PKK’yı, Türkiye karşısında bir taraf olarak gören, muhatap sayan, ne zaman bir PKK’lı ölse, ya da PKK yandaşı ölse zıplayan, nerde bir Kürtçü, devlete karşı olan birine bir zarar geldiğinde savunma refleksini çalıştıran, ancak Mehmetçikler şehit olurken ses çıkarmayan sözde aydınlarla masaya oturdu “bu iş nasıl çözülür” diye, onlardan “yol haritası” aldı.
Anlayacağınız, Başbakan yangını söndürmek adı altında, yangının üstüne körükle giderek işe başlamış ve PKK’nın söylemlerinde sırtını dayadığı ve Başbakan Recep Tayyip Erdoğan’ın Norveç’te yok dediği sözde “Kürt Sorunu” kavramına, bu sözde aydınların yönlendirmesi ile Diyarbakır konuşmasında “Kürt Sorunu benim sorunumdur” demiştir.
Daha öncede dediğimiz gibi, ne zaman Türkiye karşıtı bir olay olsa, bu sözde aydınlar, hep karşı tarafın yanında olmuşlar, hep karşı tarafın haklarını savunmuşlardır.
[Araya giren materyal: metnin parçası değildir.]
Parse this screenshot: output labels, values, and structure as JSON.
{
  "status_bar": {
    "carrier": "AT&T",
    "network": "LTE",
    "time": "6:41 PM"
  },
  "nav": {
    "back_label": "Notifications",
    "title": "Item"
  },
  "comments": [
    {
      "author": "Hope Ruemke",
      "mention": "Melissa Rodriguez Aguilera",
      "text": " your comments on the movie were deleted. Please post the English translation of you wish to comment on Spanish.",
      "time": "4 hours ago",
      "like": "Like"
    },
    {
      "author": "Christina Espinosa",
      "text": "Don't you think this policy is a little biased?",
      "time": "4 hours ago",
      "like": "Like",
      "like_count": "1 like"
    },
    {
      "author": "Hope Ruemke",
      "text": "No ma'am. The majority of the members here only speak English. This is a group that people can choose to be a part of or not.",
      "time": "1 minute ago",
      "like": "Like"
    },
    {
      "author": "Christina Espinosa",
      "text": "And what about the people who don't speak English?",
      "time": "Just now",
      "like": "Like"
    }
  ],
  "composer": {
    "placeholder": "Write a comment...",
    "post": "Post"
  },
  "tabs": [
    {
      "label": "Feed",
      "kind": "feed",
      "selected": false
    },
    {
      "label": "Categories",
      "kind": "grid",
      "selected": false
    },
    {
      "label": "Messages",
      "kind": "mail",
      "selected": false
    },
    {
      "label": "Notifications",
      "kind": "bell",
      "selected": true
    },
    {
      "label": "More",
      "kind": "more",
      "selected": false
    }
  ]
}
Leyla Zana’lar dışarı çıktığında, gazetelere demokrasi ilanları verenler, Mersin’de Türk bayrağına yapılan ihanette susup, Türk bayrağını savunanlara karşı “aşırılık yapılıyor” diye bildiri yayınlayanlar, hep bu kişiler olmuştur.
Peki, bu sözde aydınlar kimler, meslekleri ne? İnsan hakları adı altında ülke karşıtı yazılar yazan yazarlar, edebiyat kisvesi altında Türkiye’ye laf atan romancılar, sanat için önüne gelen her filmde soyunan oyuncular, eylemleri ve hareketleriyle bölücü gruplara yakın dernek, oda, vakıf başkanları vs…
Anlayacağınız ışıkları sadece Türkiye karşıtlarına fayda eden kişilerin oluşturduğu bir potansiyeldir bunlar…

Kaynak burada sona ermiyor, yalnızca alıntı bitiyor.